Seven years after Wells' death, and more than a decade after Welles sidestepped a movie adaptation to instead make some clunker called "Citizen Kane," sci-fi producer George Pal grabbed the "Worlds" baton. Pal's movie was influenced by the radio broadcast as much as by the original novel; it updated the story once again to use the Martians as a metaphor for the Russians, who were terrifying Cold War America at the time. A lofty subtext, perhaps, but on the surface it was all papier-mâché rocks and little green men like you might expect.

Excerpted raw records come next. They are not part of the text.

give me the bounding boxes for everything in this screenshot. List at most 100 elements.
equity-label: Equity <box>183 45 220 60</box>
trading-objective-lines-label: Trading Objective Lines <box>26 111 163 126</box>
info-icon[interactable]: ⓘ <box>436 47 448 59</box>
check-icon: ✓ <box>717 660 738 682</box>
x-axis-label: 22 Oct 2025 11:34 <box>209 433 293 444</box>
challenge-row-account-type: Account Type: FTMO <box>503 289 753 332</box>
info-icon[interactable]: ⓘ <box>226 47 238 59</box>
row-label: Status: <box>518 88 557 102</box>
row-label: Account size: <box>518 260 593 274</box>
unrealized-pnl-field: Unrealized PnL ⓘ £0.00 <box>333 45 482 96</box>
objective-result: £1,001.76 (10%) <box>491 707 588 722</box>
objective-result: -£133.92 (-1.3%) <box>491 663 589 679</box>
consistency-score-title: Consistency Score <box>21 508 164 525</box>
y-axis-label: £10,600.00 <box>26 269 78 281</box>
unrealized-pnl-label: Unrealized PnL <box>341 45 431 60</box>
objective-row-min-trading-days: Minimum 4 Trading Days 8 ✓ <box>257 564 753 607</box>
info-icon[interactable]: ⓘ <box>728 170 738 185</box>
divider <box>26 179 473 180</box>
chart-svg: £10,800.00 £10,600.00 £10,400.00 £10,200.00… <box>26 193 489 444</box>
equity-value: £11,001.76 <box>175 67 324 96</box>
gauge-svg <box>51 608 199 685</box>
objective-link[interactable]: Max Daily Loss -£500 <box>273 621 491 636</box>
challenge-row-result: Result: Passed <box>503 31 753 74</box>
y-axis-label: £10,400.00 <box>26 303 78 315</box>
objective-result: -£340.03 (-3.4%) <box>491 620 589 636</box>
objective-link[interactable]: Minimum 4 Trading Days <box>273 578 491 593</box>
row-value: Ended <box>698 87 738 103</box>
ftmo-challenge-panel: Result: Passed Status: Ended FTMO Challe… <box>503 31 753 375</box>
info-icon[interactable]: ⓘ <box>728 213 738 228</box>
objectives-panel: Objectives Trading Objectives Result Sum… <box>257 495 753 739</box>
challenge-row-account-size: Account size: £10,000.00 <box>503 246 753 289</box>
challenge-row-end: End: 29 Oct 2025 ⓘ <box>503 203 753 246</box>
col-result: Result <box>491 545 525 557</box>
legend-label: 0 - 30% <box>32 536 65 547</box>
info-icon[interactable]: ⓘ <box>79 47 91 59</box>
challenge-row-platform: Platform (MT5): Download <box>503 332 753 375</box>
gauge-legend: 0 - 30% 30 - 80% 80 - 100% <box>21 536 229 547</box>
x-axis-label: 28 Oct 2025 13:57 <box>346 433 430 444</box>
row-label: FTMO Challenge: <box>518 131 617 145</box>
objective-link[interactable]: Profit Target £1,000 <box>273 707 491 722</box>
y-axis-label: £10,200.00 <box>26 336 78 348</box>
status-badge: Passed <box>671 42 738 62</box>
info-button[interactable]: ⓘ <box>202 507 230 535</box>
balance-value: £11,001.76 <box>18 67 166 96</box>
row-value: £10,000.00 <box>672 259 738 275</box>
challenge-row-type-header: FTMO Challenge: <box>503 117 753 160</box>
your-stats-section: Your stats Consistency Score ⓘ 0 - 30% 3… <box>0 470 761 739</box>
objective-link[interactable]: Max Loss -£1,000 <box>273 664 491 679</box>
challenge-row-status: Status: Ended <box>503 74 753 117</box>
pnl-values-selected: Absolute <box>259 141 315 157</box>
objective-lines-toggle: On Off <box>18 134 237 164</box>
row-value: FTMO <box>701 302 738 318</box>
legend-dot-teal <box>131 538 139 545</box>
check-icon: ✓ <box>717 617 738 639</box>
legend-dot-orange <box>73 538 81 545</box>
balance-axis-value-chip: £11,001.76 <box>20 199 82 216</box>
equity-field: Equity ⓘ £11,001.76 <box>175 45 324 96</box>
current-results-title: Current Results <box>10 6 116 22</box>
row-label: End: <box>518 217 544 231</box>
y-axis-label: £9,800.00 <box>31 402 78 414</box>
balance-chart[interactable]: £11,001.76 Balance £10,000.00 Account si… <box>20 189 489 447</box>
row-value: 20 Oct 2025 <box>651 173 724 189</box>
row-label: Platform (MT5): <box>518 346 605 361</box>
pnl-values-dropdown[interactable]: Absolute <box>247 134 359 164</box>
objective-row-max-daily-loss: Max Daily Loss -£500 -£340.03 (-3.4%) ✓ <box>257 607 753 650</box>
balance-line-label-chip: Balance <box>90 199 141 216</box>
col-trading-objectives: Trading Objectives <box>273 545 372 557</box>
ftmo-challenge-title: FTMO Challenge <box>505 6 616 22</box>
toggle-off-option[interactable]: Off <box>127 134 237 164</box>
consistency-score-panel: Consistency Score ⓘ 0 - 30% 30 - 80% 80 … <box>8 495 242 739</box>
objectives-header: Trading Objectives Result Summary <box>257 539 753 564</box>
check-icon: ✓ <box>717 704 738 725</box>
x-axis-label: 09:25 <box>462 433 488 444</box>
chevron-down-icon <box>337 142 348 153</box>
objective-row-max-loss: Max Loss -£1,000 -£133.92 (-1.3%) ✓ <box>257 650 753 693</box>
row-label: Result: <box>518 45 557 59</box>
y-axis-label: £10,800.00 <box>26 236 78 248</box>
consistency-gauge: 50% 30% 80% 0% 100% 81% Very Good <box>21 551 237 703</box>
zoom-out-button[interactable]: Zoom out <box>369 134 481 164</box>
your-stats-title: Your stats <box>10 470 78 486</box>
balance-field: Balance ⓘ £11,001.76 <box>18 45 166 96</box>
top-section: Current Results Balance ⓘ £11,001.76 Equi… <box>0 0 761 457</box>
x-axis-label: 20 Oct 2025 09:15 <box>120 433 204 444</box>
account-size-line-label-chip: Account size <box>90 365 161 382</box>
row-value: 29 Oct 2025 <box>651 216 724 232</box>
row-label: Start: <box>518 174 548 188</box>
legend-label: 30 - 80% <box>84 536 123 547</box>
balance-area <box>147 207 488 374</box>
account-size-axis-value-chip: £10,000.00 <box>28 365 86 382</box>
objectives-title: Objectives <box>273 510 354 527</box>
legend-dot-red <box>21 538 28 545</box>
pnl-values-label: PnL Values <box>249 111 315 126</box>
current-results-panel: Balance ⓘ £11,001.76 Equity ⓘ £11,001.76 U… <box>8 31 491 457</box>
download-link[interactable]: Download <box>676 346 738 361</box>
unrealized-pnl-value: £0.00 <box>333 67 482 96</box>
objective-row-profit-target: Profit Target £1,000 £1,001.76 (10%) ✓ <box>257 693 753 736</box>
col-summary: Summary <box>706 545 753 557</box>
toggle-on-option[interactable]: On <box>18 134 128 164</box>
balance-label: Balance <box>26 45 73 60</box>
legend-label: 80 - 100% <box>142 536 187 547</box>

"You know, there are so many surprises in [the 2005 'Worlds']," Cruise said. "I've been on the Internet, and everybody just assumes [we'll have] tripods. There isn't one message that assumes that we're doing George Pal's boomerangs with the green lights on the wingtips. There hasn't been one mention that maybe there'll be flying saucers."
"We don't go back to the Pal film," Spielberg said. "We have some obvious homages to the Pal film that audiences will love, but not many. People who know the Pal film will appreciate some of the moments. One great thing that the Pal film did was it created, for its time in 1953, a tremendous sense of tension and dread, contemporary dread. It really made me feel like this event was actually happening. When you look at it today, sure, there are things that are corny. It was a different mindset then."
The story of how the "Worlds" tale has evolved over the decades is every bit as fascinating as we can expect future incarnations of H.G. Wells' classic will be. With two of Hollywood's top talents taking the Martians into the computer-generated age, it has evolved alongside the technology most likely to scare the bejesus out of us, all over again.